Art. 4. - Entre le sixième et le septième alinéa de l'article 12 de l'arrêté du 10 janvier 2006 susvisé,
l'alinéa suivant est ajouté :
« Lorsque, par construction de certains instruments, la mise en oeuvre du mode spécial de fonctionnement
pour la vérification périodique nécessite le bris d'un scellement, le vérificateur doit, à l'issue de sa vérification,
restaurer le scellement qu'il a brisé en y apposant sa propre marque et en faire mention dans le carnet
métrologique. »
TITRE III
DISPOSITIONS TRANSITOIRES ET COMMUNES
Art. 5. - Les organismes déjà agréés à la date de publication du présent arrêté pour la vérification
périodique des instruments de pesage à fonctionnement non automatique ou automatique ne peuvent conserver
le bénéfice de leur agrément et poursuivre leur activité que s'ils obtiennent, avant le 31 mars 2012,
l'accréditation visée respectivement à l'article 18 de l'arrêté du 26 mai 2004 ou à l'article 18 de l'arrêté du
10 janvier 2006. A cette fin, ils doivent déposer auprès de l'organisme en charge de l'accréditation une
demande d'accréditation correspondant au référentiel applicable accompagnée des documents nécessaires.
Les organismes qui n'auront pas obtenu, avant le 31 décembre 2010, la confirmation de la recevabilité pour
expertise de leur dossier par l'organisme d'accréditation verront leur agrément suspendu et ne pourront plus
poursuivre leur activité dans l'attente de l'obtention de leur accréditation.
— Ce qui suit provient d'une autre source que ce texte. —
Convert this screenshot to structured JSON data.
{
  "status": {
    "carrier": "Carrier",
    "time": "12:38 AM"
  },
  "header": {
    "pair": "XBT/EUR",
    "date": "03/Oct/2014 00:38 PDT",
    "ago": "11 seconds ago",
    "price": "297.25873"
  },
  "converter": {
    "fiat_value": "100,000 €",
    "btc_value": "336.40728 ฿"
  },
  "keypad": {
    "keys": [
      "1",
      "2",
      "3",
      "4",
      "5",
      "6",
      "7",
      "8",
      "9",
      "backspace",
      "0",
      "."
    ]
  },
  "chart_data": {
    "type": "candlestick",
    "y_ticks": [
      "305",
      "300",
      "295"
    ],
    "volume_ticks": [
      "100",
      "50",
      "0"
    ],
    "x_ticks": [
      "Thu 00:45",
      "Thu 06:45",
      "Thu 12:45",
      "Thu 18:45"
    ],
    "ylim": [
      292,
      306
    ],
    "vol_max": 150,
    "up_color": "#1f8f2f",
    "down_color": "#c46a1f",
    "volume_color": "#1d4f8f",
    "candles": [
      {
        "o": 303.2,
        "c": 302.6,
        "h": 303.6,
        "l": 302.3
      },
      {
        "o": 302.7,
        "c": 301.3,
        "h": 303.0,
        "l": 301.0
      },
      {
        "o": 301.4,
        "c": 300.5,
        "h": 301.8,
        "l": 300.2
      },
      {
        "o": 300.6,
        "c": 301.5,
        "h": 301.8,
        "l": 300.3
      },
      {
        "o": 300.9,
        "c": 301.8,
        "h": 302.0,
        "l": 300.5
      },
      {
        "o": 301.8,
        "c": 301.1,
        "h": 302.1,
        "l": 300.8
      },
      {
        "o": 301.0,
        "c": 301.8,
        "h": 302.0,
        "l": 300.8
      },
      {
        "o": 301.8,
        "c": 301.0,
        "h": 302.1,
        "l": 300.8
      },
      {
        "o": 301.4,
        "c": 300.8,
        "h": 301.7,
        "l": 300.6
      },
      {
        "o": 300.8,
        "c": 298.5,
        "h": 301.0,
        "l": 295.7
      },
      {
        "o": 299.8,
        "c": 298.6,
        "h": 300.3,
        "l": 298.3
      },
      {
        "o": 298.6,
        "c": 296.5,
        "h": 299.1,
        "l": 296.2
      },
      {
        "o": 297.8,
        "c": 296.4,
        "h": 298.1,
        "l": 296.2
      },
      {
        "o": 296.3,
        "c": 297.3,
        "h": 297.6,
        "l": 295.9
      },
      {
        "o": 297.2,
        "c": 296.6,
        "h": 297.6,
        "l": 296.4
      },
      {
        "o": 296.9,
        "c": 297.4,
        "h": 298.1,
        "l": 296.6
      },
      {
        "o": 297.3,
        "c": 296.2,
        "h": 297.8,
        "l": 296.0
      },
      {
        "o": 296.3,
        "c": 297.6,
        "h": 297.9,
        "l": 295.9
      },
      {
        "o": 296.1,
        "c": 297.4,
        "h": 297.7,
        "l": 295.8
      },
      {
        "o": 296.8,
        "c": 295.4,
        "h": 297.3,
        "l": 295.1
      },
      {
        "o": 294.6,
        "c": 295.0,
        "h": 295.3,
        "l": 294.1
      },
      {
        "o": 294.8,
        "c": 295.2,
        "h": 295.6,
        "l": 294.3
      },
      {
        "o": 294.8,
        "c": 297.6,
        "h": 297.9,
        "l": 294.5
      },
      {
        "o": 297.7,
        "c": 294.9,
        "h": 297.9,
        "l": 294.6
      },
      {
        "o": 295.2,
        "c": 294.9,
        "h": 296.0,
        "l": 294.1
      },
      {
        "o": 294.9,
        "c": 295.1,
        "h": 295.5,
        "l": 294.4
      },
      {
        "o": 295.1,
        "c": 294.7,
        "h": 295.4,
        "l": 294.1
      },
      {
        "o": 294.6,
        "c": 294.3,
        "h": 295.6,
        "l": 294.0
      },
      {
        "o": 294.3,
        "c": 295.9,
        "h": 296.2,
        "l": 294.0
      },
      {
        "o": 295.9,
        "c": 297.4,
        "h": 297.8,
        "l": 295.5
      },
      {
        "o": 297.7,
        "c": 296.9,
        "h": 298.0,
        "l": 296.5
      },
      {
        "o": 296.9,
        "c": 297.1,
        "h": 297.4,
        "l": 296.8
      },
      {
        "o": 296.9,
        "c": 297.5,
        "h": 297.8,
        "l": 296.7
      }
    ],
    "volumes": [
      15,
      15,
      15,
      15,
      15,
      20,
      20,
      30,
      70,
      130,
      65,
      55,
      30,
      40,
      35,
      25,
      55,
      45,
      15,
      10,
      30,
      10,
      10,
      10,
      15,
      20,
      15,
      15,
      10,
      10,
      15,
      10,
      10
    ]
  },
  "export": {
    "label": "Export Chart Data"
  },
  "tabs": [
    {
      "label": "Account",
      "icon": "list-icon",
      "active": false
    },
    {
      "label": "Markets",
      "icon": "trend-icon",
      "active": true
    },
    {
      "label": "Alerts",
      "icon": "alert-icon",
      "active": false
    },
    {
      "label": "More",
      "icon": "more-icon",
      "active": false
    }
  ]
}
Les organismes agréés doivent compléter leur dossier d'agrément initial avant le 15 juillet 2009 par un
document attestant qu'ils ont bien pris connaissance des obligations prévues aux deux alinéas ci-dessus.
Art. 6. - Le directeur général de la compétitivité, de l'industrie et des services est chargé de l'exécution du
présent arrêté, qui sera publié au Journal officiel de la République française.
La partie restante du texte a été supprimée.